As for the benefit, you answered your own question - eliminate bad let calls (whether intentionally bad or just mistakenly bad). Also, it speeds up the game a bit, and makes the rules a bit simpler. Not a huge deal and not a huge overall benefit, but really no downside IMO.
Not to be difficult but I'm never really in a hurry to get off the court and again few instances per set so no big deal. No obvious upside, so if it ain't broke, don't fix it.
 
#49
Big old no for me. The current scoring system creates more opportunities to come back and create potential drama. This means the winning player has to really earn a victory.

I still miss the 5 set Masters Series finals. They produced a lot of classic matches. Now we only have Davis Cup and the Slams to create some epic stories. Nadal vs. Djokovic in Rome was fun, but if there was another set, could Nadal have come back? Imagine if it was only 24 point sets? Crazy.

3 set tennis is fine, but can often be too short which is really evident in the Women's game.
 
#50
I think going to just one serve would change the game too much at the pro level. Also, think of the rec game. With just one serve, especially at lower levels, you are going to see *a lot* of double, er, single faults. And having different rules for pro vs rec is not good for the game IMO.

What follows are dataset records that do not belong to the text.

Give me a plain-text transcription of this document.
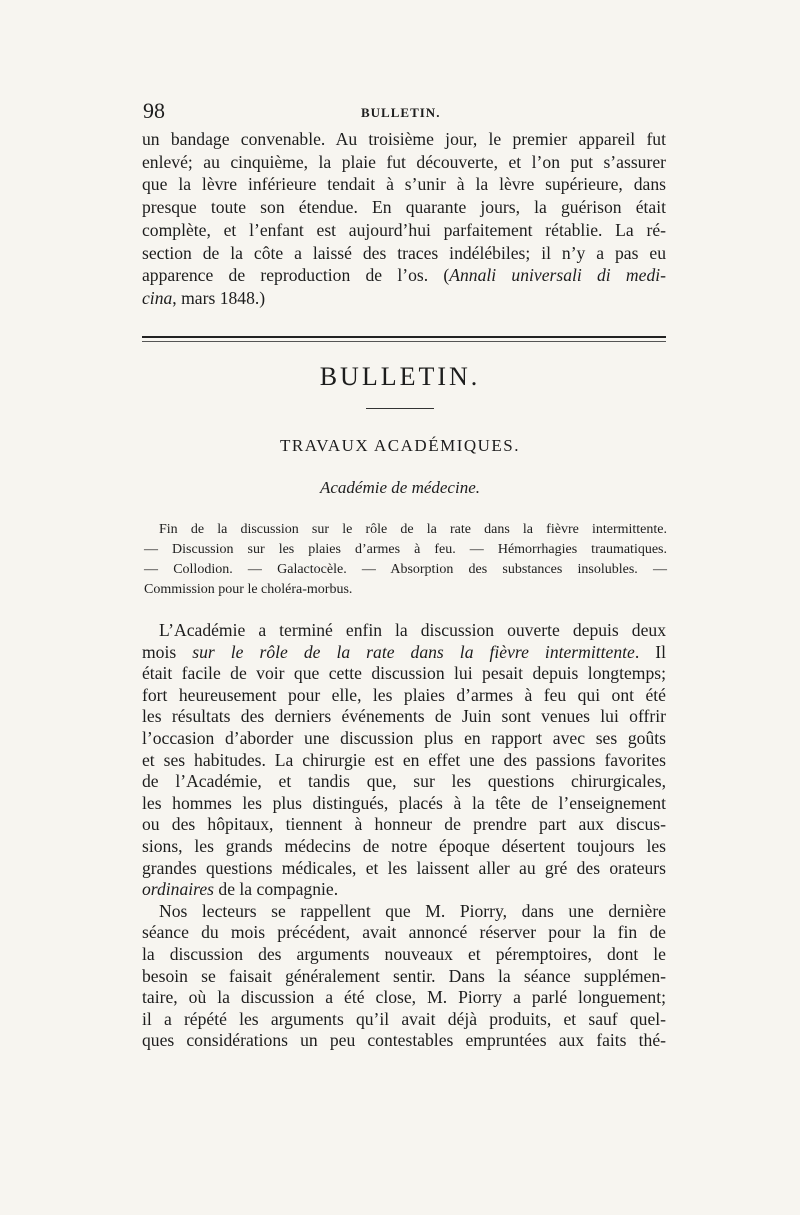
98	BULLETIN.
un bandage convenable. Au troisième jour, le premier appareil fut
enlevé; au cinquième, la plaie fut découverte, et l’on put s’assurer
que la lèvre inférieure tendait à s’unir à la lèvre supérieure, dans
presque toute son étendue. En quarante jours, la guérison était
complète, et l’enfant est aujourd’hui parfaitement rétablie. La ré-
section de la côte a laissé des traces indélébiles; il n’y a pas eu
apparence de reproduction de l’os. (Annali universali di medi-
cina, mars 1848.)
BULLETIN.
TRAVAUX ACADÉMIQUES.
Académie de médecine.
Fin de la discussion sur le rôle de la rate dans la fièvre intermittente.
— Discussion sur les plaies d’armes à feu. — Hémorrhagies traumatiques.
— Collodion. — Galactocèle. — Absorption des substances insolubles. —
Commission pour le choléra-morbus.
L’Académie a terminé enfin la discussion ouverte depuis deux
mois sur le rôle de la rate dans la fièvre intermittente. Il
était facile de voir que cette discussion lui pesait depuis longtemps;
fort heureusement pour elle, les plaies d’armes à feu qui ont été
les résultats des derniers événements de Juin sont venues lui offrir
l’occasion d’aborder une discussion plus en rapport avec ses goûts
et ses habitudes. La chirurgie est en effet une des passions favorites
de l’Académie, et tandis que, sur les questions chirurgicales,
les hommes les plus distingués, placés à la tête de l’enseignement
ou des hôpitaux, tiennent à honneur de prendre part aux discus-
sions, les grands médecins de notre époque désertent toujours les
grandes questions médicales, et les laissent aller au gré des orateurs
ordinaires de la compagnie.
Nos lecteurs se rappellent que M. Piorry, dans une dernière
séance du mois précédent, avait annoncé réserver pour la fin de
la discussion des arguments nouveaux et péremptoires, dont le
besoin se faisait généralement sentir. Dans la séance supplémen-
taire, où la discussion a été close, M. Piorry a parlé longuement;
il a répété les arguments qu’il avait déjà produits, et sauf quel-
ques considérations un peu contestables empruntées aux faits thé-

But I completely agree that let serves should be played, both at pro and rec level. It's a relatively small change, will make things consistent across the board (we play on when any other shot hits the net and goes over), and means one less call to argue over in un-officiated matches (which is why let serves are played in college).
Maybe it could be like training wheels on a bike: Use it in the beginning when you need it and then discard it when you don't. Yes there are logistical problems in implementation. But the end goal is the same.